Four new dental replacement base tars were evaluated in vitro to determine their mechanical qualities, authentic properties, and biocompatibility. Materials and Methods: In this experiment, we employed SR Triplet HOT (a fiber-developed heat fix tar), Sunflex (a multipurpose force fix sap), Trevalon-Hello (a high-impact heat fix tar), DPI (a digital pigment imaging system), and a variety of other pigments and inks (normal power fix tar). For these models, the ISO specification 1567 for dental substitute base gums called for testing of flexural strength, hardness, impact strength, water sorption and dissolvability, and cytotoxicity. Results: All the strength and mechanical properties tested had a statistically significant difference when intergroup analysis was performed. Conclusion: The exceptional physical and mechanical capabilities of the Sunflex denture base resin, together with its biocompatibility with oral tissues, make it a good candidate for use as a denture base material in routine clinical practice.
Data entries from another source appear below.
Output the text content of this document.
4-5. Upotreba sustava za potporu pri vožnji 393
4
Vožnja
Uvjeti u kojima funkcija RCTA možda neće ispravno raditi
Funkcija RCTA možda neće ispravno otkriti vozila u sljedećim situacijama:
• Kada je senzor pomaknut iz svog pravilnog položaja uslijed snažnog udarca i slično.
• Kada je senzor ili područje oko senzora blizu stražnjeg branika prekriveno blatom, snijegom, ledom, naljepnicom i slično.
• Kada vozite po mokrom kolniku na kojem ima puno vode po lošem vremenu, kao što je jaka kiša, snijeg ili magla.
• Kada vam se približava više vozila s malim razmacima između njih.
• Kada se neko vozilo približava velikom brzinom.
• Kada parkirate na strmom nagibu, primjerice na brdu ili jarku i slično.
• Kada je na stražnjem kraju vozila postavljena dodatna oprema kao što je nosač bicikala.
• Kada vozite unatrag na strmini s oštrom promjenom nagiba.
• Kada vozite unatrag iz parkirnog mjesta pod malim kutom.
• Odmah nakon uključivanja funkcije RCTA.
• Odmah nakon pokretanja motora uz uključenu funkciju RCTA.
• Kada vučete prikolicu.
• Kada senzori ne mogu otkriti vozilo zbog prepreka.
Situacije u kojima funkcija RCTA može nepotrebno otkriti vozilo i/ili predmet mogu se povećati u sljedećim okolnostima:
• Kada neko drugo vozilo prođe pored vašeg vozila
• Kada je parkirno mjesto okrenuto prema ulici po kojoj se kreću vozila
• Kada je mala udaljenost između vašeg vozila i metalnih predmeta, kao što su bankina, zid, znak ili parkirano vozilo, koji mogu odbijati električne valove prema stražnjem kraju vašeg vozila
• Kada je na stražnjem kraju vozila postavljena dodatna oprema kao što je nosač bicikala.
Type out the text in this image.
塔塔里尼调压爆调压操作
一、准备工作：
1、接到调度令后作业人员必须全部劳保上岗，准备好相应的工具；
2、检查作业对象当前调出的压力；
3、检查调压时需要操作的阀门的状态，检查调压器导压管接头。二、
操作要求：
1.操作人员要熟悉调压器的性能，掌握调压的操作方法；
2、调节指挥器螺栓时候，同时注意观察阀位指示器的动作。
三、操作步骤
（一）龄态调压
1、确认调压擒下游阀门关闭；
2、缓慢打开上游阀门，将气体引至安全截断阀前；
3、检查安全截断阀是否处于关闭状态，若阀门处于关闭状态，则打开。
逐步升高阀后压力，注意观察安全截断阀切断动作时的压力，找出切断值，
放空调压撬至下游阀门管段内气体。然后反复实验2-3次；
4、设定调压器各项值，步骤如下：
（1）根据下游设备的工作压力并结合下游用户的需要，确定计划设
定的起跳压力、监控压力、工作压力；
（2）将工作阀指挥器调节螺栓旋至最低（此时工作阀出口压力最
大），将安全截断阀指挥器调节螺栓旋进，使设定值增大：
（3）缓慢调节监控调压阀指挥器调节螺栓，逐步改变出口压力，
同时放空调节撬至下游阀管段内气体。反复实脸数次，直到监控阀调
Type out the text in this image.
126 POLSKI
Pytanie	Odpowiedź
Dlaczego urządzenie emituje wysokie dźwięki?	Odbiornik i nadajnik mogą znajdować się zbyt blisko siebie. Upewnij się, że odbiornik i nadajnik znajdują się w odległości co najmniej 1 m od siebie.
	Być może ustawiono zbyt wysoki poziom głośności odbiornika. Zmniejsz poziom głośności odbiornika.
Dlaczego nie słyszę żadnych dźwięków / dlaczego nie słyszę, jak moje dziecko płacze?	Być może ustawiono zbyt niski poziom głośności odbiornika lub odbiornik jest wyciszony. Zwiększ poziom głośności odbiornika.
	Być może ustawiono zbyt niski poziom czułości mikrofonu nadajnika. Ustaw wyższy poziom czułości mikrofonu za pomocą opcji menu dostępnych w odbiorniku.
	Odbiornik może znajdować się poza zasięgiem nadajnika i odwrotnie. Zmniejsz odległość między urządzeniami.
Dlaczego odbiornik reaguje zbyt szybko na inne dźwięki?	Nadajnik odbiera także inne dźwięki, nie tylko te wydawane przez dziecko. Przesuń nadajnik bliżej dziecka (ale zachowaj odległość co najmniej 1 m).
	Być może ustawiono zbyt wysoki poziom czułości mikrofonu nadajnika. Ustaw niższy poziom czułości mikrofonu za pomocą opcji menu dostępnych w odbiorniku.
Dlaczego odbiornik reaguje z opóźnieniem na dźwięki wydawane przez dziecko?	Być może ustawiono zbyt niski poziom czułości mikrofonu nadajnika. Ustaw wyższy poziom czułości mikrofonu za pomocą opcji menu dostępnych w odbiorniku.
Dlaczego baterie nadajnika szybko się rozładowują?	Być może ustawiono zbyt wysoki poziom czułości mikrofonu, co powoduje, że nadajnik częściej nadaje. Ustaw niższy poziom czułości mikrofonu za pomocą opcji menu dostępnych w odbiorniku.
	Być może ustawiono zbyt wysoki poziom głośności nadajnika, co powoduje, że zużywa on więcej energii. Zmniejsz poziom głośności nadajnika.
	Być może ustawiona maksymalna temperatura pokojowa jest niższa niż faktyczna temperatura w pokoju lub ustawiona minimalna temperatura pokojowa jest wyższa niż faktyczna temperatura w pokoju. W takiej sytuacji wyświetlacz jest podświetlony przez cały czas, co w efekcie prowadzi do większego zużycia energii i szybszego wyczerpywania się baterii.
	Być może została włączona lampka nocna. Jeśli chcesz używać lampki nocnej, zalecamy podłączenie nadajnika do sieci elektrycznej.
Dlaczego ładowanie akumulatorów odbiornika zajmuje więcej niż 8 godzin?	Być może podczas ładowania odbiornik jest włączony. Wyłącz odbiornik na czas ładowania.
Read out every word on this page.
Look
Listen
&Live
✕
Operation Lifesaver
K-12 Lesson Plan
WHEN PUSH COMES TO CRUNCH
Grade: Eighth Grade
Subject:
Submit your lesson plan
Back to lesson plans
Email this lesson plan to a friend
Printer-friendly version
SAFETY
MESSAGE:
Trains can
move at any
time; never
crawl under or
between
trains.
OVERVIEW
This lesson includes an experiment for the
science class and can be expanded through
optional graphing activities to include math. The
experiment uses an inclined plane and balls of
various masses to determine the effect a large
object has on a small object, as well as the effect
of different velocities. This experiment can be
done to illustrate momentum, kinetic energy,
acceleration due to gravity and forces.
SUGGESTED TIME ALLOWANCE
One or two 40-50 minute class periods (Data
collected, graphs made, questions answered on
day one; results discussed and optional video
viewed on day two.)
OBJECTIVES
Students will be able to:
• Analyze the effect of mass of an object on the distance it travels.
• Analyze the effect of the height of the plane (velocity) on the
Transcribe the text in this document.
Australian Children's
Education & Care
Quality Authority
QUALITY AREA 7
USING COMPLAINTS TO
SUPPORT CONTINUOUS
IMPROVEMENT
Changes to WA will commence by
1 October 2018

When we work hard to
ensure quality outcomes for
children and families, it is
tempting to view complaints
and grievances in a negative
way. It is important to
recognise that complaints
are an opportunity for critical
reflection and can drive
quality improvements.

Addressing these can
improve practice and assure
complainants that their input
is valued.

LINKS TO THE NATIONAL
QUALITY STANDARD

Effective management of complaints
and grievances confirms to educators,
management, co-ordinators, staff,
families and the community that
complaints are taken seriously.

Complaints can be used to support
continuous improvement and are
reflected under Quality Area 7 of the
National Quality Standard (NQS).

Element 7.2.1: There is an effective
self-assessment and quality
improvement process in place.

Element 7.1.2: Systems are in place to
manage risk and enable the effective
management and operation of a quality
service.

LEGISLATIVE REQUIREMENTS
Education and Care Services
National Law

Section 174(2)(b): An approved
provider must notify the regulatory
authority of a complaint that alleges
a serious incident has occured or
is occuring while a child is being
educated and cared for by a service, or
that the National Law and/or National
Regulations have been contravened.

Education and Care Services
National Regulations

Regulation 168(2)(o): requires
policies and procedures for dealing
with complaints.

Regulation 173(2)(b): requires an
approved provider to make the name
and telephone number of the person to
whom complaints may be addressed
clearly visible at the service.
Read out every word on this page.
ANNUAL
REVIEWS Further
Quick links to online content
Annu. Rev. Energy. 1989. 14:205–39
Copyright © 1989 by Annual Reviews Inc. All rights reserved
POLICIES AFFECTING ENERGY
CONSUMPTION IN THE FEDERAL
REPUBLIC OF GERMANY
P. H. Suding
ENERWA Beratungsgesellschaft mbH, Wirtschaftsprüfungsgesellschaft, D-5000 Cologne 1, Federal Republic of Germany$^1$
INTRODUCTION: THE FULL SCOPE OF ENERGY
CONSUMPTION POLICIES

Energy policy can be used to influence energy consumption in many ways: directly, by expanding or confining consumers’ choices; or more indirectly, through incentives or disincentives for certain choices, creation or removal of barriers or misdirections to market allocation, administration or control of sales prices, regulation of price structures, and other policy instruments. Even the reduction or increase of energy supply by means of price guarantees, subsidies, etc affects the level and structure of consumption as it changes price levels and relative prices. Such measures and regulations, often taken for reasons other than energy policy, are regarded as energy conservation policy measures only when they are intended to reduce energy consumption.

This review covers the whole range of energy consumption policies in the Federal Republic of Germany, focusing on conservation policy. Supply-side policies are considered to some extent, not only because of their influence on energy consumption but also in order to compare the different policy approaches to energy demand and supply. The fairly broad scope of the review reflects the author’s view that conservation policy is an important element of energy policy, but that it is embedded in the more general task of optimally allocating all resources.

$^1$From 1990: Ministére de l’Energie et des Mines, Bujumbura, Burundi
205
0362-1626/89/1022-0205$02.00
Point-of-Care Serum Amyloid A as a Diagnostic Marker for Neonatal Sepsis.

OBJECTIVES: To evaluate diagnostic accuracy of point-of-care Serum Amyloid A (POC-SAA) and its comparison with procalcitonin for diagnosis of neonatal sepsis. METHODS: The present diagnostic accuracy study consecutively recruited neonates with suspected sepsis. Blood samples for sepsis screen, culture, high sensitivity C-reactive protein (CRP) (hs-CRP, as a part of sepsis screen), procalcitonin and POC-SAA were collected before starting antibiotics. The optimum cut-off level of biomarkers (POC-SAA and procalcitonin) was determined by receiver-operating-characteristics curve (ROC) analysis. Sensitivity, specificity, positive predictive value (PPV) and negative predictive value (NPV) of POC-SAA and procalcitonin were derived for 'clinical sepsis (neonates with suspected sepsis and either positive sepsis screen and/or blood culture)' and 'culture positive sepsis' (neonates with suspected sepsis and positive blood culture). RESULTS: Seventy-four neonates with mean±SD gestational age of 32.8±3.7 wk were evaluated for suspected sepsis, of which the proportion of 'clinical sepsis' and 'culture positive sepsis' was 37.8% had 16.2%, respectively. At a cut-off of 25.4 mg/L, POC-SAA had sensitivity, specificity, PPV and NPV of 53.6%, 80.4%, 62.5% and 74.0%, respectively for diagnosis of clinical sepsis. The sensitivity, specificity, PPV and NPV of POC-SAA for detection of culture positive sepsis were 83.3%, 61.3%, 29.4% and 95.0%, respectively at a cut-off of 10.3 mg/L. There was no significant difference in the diagnostic accuracy of biomarkers for detection of culture positive sepsis (area under the curve, AUC of POC-SAA vs. procalcitonin vs. hs-CRP: 0.72 vs. 0.85 vs. 0.85; p = 0.21). CONCLUSIONS: POC-SAA is comparable to procalcitonin and hs-CRP for diagnosis of neonatal sepsis.